Comment

Social care – so what do we do?

By James Jacobs / @jameswjacobs

Social Care is in crisis. We know this as a certainty. The pressures of not only an ageing population but the ever-increasing consensus that people have individual and acute needs are growing. This means that it’s not just extra staffing that would help, but specialist staffing.

And because there isn’t enough funding, people are having to go into hospitals, putting pressure on an already stretched NHS.

The Government’s answer was initially to ignore the crisis in the Autumn Statement. There was no mention of ‘Social Care’ or ‘NHS’ in any context, which raised many eyebrows. One charity, the mild mannered United Response, summed up the feeling: “…the Chancellor’s failure to mention or even address social care within his fiscal plan is puzzling to put it diplomatically.”

The Government’s post-Autumn Statement response to the understandable dismay of Social Care groups was hurried and ill-conceived to say the least.

Since last year there has been a Social Care Precept. This has been an extra levy that first tier local authorities have been able to add on to council tax. The Communities and Local Government Secretary Sajid Javid announced that these councils could raise the Precept from 3% to 6% if they so chose.

But there are many problems with the Social Care Precept. According to analysis by the King’s Fund it was used by 95% of local councils. It raised just £382 million which might sound like a lot but is actually less that 3% of what local councils plan to spend on adult social care. It doesn’t even cover the £612 million estimated cost in the rise of the ‘National Living Wage’ this year.

Frankly, it seems that the Precept is a way of handing blame over to local councils for poor service. Because many of the most deprived areas in the country are Labour ones, it unfairly caricatures the Social Care Crisis to be a failure of Labour-run local authorities rather than a multi-faceted crisis that has developed over more than 20 years of government complaisance.

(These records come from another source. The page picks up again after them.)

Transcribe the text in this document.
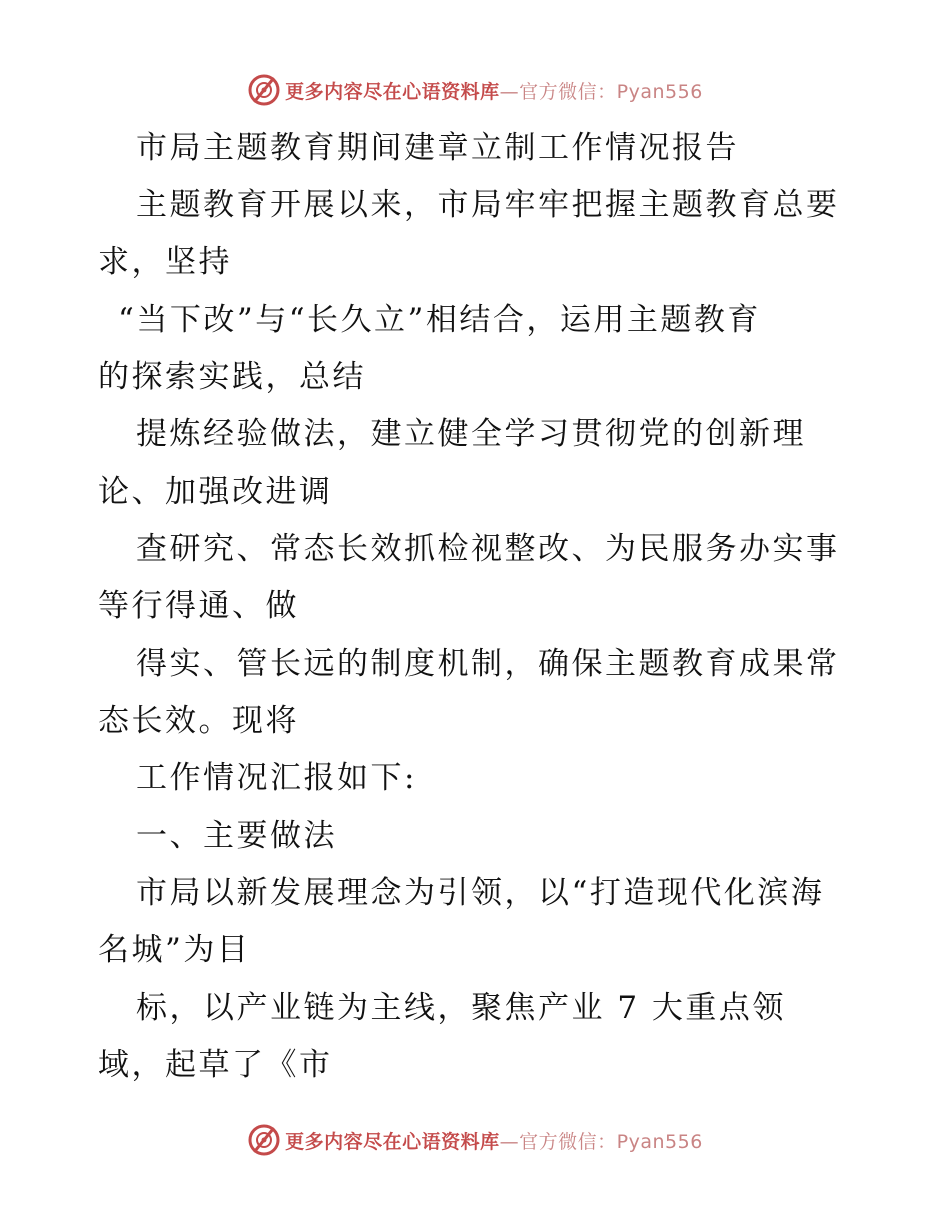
更多内容尽在心语资料库—官方微信：Pyan556
市局主题教育期间建章立制工作情况报告
主题教育开展以来，市局牢牢把握主题教育总要
求，坚持
“当下改”与“长久立”相结合，运用主题教育
的探索实践，总结
提炼经验做法，建立健全学习贯彻党的创新理
论、加强改进调
查研究、常态长效抓检视整改、为民服务办实事
等行得通、做
得实、管长远的制度机制，确保主题教育成果常
态长效。现将
工作情况汇报如下:
一、主要做法
市局以新发展理念为引领，以“打造现代化滨海
名城”为目
标，以产业链为主线，聚焦产业 7 大重点领
域，起草了《市
更多内容尽在心语资料库—官方微信：Pyan556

Because of the way Council Tax is structured we know that the 10 least deprived council areas this year will raise almost two and a half more times as much from the Social Care Precept as the 10 most deprived.

A better – though not wholly adequate even then – solution would be more central government investment in an enhanced Better Care Fund. If the government front-load the money it has already promised – £100 million this year rising to £800 million in 2018/19 that would make a real difference.

And how could this be financed? Through our dear old friend progressive taxation? Maybe so, but also through local business rates. However it’s important to highlight that the Precept, the Better Care Fund and Local Business rates alone will never solve the underlying crisis of funding.

Thinking ‘outside the box’, as a society we need to look on it as a duty to look after older relatives and vulnerable neighbours along with Social Care. Supporting local neighbourhood health watch schemes might be worth looking at.

But there is hope. Take Alan Rhodes, the Leader of Nottinghamshire Council:

“It is time for the major political parties to work together to establish a short term solution to the funding problem which may include emergency funds to get us over this winter as suggested by Jeremy Corbyn and then a cross party commission should be formed to take evidence from stakeholders and work towards the formation of a nationally funded social care system.”

This kind of long term strategic thinking is what we need. A social care system, that, as Rhodes’ envisages, will “remove the unfairness of a postcode lottery and like our NHS ensure that care for the elderly and disabled meets the needs of everyone and is free at the point of use” is something to strive for.

However, until there is a culture change in the way we look at Social Carer we’ll never be able to do any more than provide financial sticking plaster.

Instead of treating Social Care as a political football, we can and should be advocating long-term, cross-party consensus building on the Social Care crisis. The problems of an ageing population aren’t glamorous things to be talking about in an age of Brexit, but not only do older people vote, but it’s a moral obligation we all have as a society to look after the most vulnerable, and our present Government simply isn’t facing up to this.

We wait to see what the Budget in 2017 will bring.